With respect to forming the lateral insulator <NUM> the method may include forming the pad layer <NUM> over the polysilicon shield <NUM> (see, e.g., <FIG>), and forming the protective layer <NUM> over the first liner <NUM> (see, e.g., <FIG>). The method further includes removing the pad layer <NUM> by a process selective to the protective layer <NUM> (see, e.g., <FIG>), and removing a portion of the polysilicon shield <NUM> (see, e.g., <FIG>).

The method also includes forming the gate electrode <NUM> over the gate dielectric layer <NUM> and the lateral insulator <NUM> in the trench <NUM> (see, e.g., <FIG>), and forming source regions <NUM> in the substrate <NUM> on opposing sides of the gate electrode <NUM> (see, e.g., <FIG>). The method further includes forming a drain contact region <NUM> extending from the bottom surface <NUM>' of the substrate <NUM> toward the top surface <NUM>. (See, e.g., <FIG>.

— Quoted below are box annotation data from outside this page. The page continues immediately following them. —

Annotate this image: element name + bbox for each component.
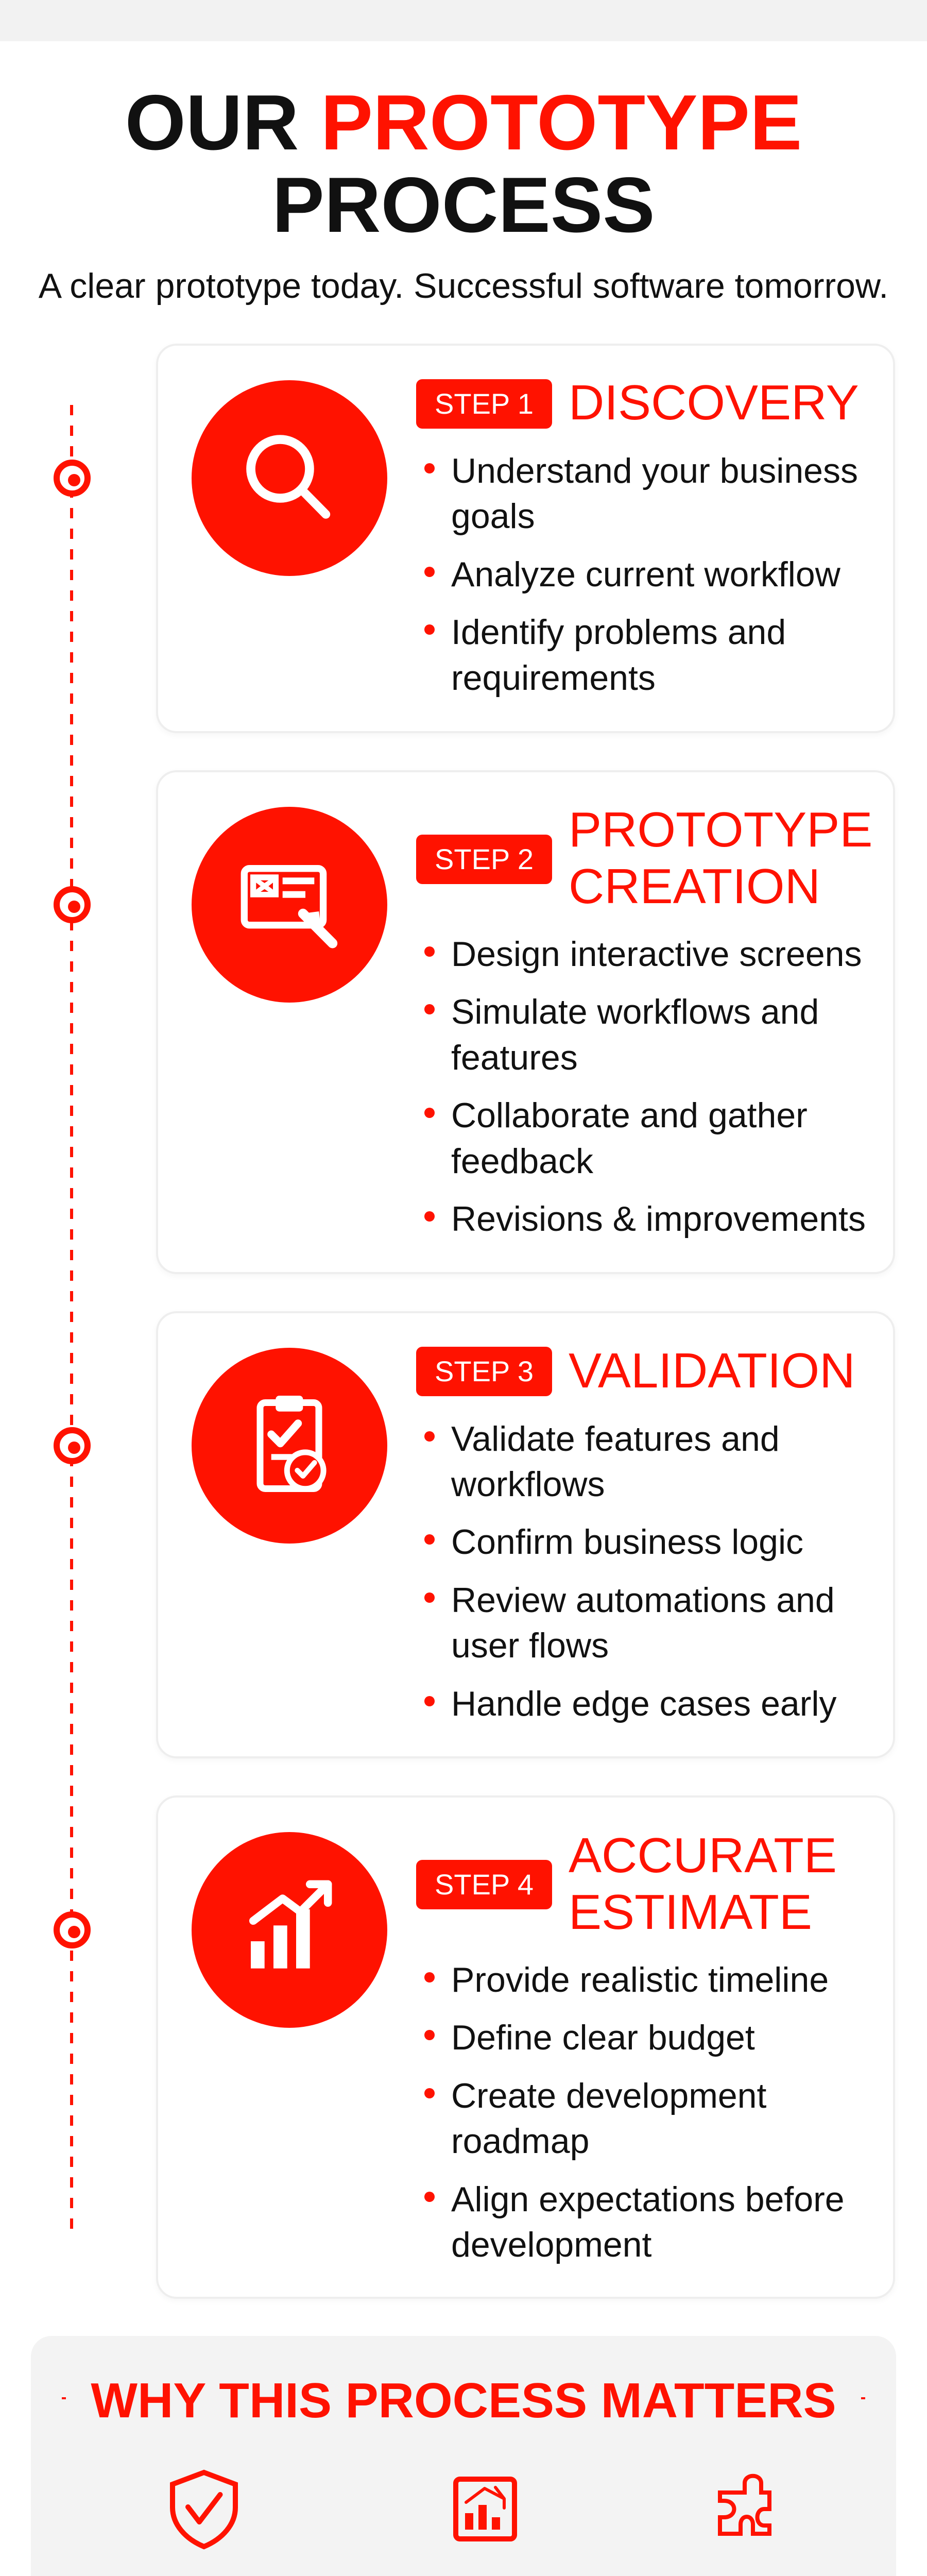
icon: clipboard with check — [192, 1348, 387, 1544]
step bullet list: Define clear budget — [451, 2018, 755, 2057]
title — [125, 79, 802, 249]
step bullet list: Design interactive screens — [451, 935, 862, 974]
step heading — [569, 802, 872, 914]
step bullet list: feedback — [451, 1142, 593, 1181]
panel: step 1 discovery — [156, 344, 895, 733]
step badge: STEP 1 — [435, 387, 534, 420]
step bullet list: Understand your business — [451, 451, 858, 490]
step bullet list — [424, 451, 858, 698]
step bullet list: Revisions & improvements — [451, 1199, 866, 1239]
icon: growth chart with arrow — [192, 1832, 387, 2028]
step bullet list — [424, 1960, 845, 2264]
step heading: VALIDATION — [569, 1343, 855, 1398]
benefit: ensures the right features — [662, 2474, 839, 2576]
step badge: STEP 3 — [435, 1355, 534, 1387]
step bullet list: roadmap — [451, 2122, 589, 2161]
section heading: WHY THIS PROCESS MATTERS — [91, 2373, 836, 2428]
step badge: STEP 2 — [435, 843, 534, 875]
step badge — [416, 1860, 552, 1909]
step bullet list: requirements — [451, 658, 656, 698]
step bullet list: Identify problems and — [451, 613, 786, 652]
step bullet list: Handle edge cases early — [451, 1684, 836, 1723]
step heading: PROTOTYPE — [569, 802, 872, 857]
icon: magnifying glass — [192, 380, 387, 576]
step badge — [416, 379, 552, 429]
icon: wireframe screen with cursor — [192, 807, 387, 1003]
panel: step 4 accurate estimate — [156, 1795, 895, 2299]
step bullet list: user flows — [451, 1626, 609, 1665]
step bullet list: Validate features and — [451, 1419, 780, 1458]
step bullet list: Review automations and — [451, 1581, 835, 1620]
step bullet list — [424, 935, 866, 1239]
step heading — [569, 1828, 837, 1940]
step heading: ACCURATE — [569, 1828, 837, 1883]
benefit: reduces development risks — [421, 2477, 550, 2576]
step bullet list: goals — [451, 497, 535, 536]
step bullet list: Collaborate and gather — [451, 1096, 808, 1135]
step bullet list: Provide realistic timeline — [451, 1960, 829, 1999]
icon: shield check — [170, 2470, 238, 2549]
panel: why this process matters — [31, 2336, 896, 2576]
step heading: ESTIMATE — [569, 1885, 812, 1940]
benefit: eliminates misunderstandings — [127, 2470, 281, 2576]
step bullet list: Confirm business logic — [451, 1522, 803, 1562]
step badge — [416, 835, 552, 884]
step bullet list: Align expectations before — [451, 2180, 845, 2219]
panel: step 2 prototype creation — [156, 770, 895, 1274]
icon: puzzle piece — [718, 2474, 771, 2536]
step bullet list: Analyze current workflow — [451, 555, 840, 594]
step bullet list: Create development — [451, 2076, 766, 2115]
step bullet list: Simulate workflows and — [451, 992, 819, 1031]
step bullet list: development — [451, 2225, 651, 2264]
title: PROCESS — [272, 161, 655, 249]
heading accent right — [861, 2397, 865, 2399]
step heading: DISCOVERY — [569, 375, 859, 430]
panel: step 3 validation — [156, 1311, 895, 1758]
timeline: dashed line with step markers — [54, 405, 91, 2229]
step bullet list: workflows — [451, 1465, 605, 1504]
step badge — [416, 1347, 552, 1396]
icon: report with house chart — [453, 2477, 517, 2541]
step bullet list — [424, 1419, 836, 1723]
subtitle: A clear prototype today. Successful software tomorrow. — [39, 266, 888, 306]
title: OUR PROTOTYPE — [125, 79, 802, 166]
step heading: CREATION — [569, 859, 820, 914]
step badge: STEP 4 — [435, 1868, 534, 1901]
heading accent left — [62, 2397, 66, 2399]
step bullet list: features — [451, 1038, 578, 1077]
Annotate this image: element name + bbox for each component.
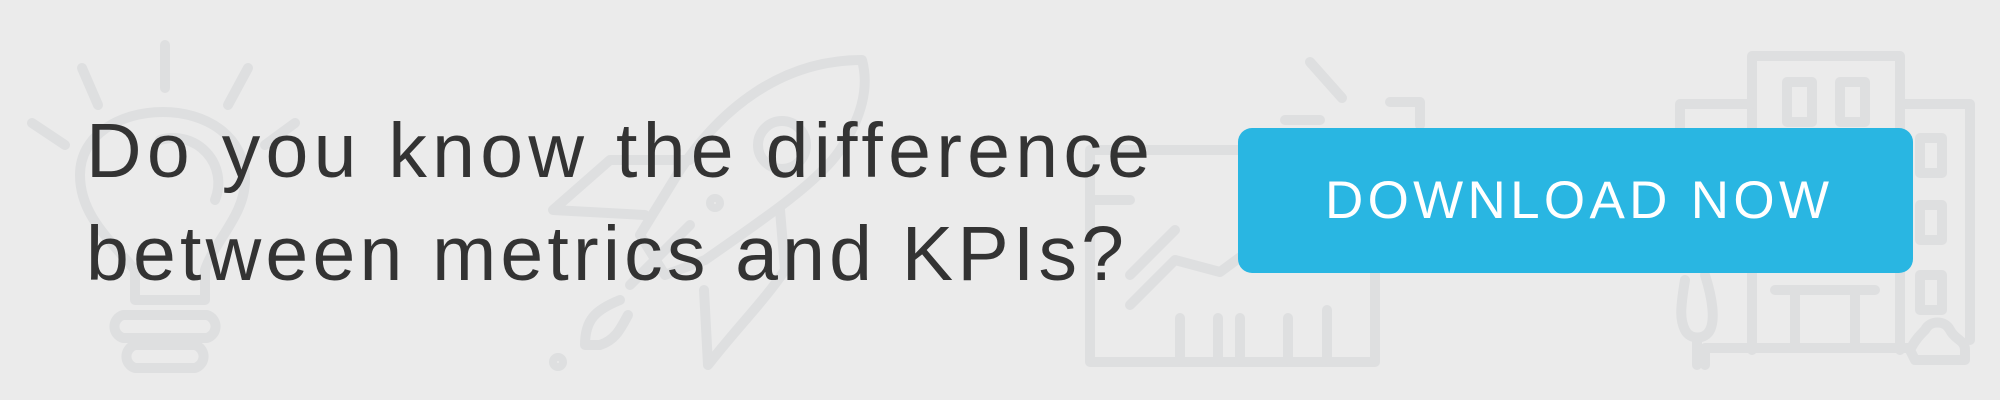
headline text: between metrics and KPIs?: [86, 211, 1124, 297]
headline text: [86, 108, 1150, 297]
icon: rocket: [553, 60, 865, 366]
icon: lightbulb: [32, 45, 295, 368]
icon: buildings: [1680, 56, 1970, 365]
headline text: Do you know the difference: [86, 108, 1150, 194]
icon: chart: [1090, 62, 1420, 362]
button: download now: DOWNLOAD NOW: [1325, 171, 1829, 230]
button: download now: [1238, 128, 1913, 273]
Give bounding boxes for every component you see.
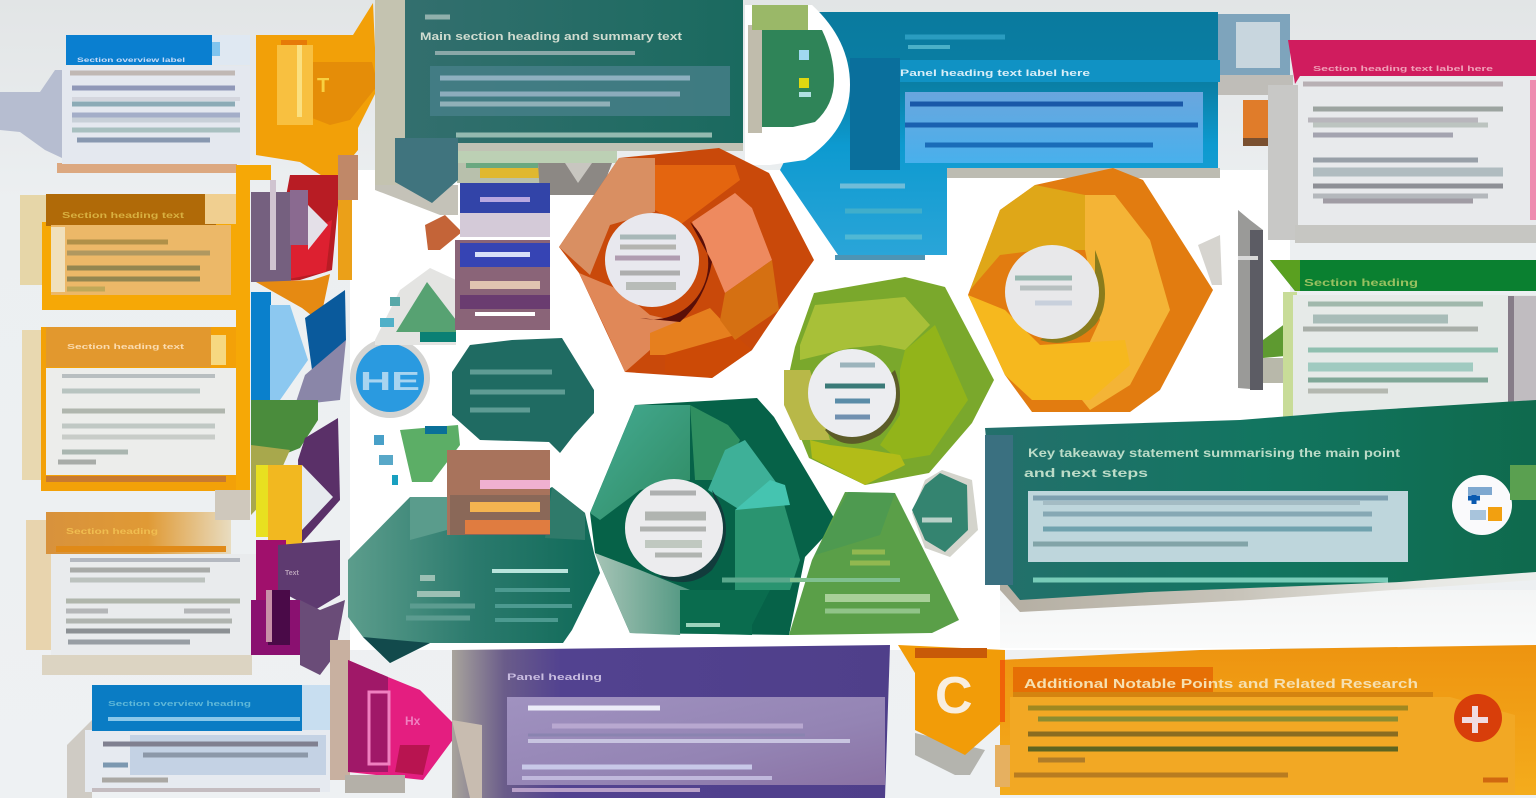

For a better understanding of semiconductor devices that may employ a lateral insulator as described herein and/or vertical metal oxide semiconductor transistors, see <CIT> (Attorney Docket No. TI-<NUM>) entitled "Trench Shield Isolation Layer" filed August <NUM>, <NUM>.

It is noted that terms such as top, bottom, over, and below may be used in this disclosure. These terms should not be construed as limiting the position or orientation of a structure or element, but should be used to provide spatial relationship between structures or elements.

Thus, a semiconductor device including a lateral insulator, and related methods of forming the same, has been introduced. It should be understood that the previously described examples of the semiconductor device, and related methods, are submitted for illustrative purposes only and that other examples that facilitate low gate leakage current between the gate and shield of the semiconductor device are well within the scope of the present disclosure.

Although the present disclosure has been described in detail, various changes, substitutions and alterations may be made without departing from the scope of the disclosure as defined in the appended claims.

Claim 1:
A method of forming a semiconductor device (<NUM>), comprising in the following order:
forming a trench (<NUM>) in a substrate (<NUM>) having a top surface (<NUM>);
forming a first dielectric liner (<NUM>) over sidewalls of the trench (<NUM>);
forming a second dielectric liner (<NUM>) over the first dielectric liner (<NUM>);
forming a polysilicon shield (<NUM>) over the second dielectric liner (<NUM>);
removing a portion of the polysilicon shield (<NUM>);
removing the second liner (<NUM>) on the sidewalls of the trench (<NUM>) exposed by the removal of the portion of the polysilicon shield (<NUM>), at least a portion of the first liner (<NUM>) remaining to protect top corners (<NUM>) of the trench (<NUM>);
forming an insulator (<NUM>) over the polysilicon shield (<NUM>) contacting the first dielectric liner (<NUM>) such that the first dielectric liner (<NUM>) is located laterally between the insulator (<NUM>) and the substrate (<NUM>);
removing the first dielectric liner (<NUM>) between the insulator (<NUM>) and the top surface (<NUM>) providing an exposed sidewall of the substrate (<NUM>);
forming a gate dielectric layer (<NUM>) over the exposed sidewall of the substrate (<NUM>); and forming a gate electrode (<NUM>) over the gate dielectric layer (<NUM>) and said insulator (<NUM>).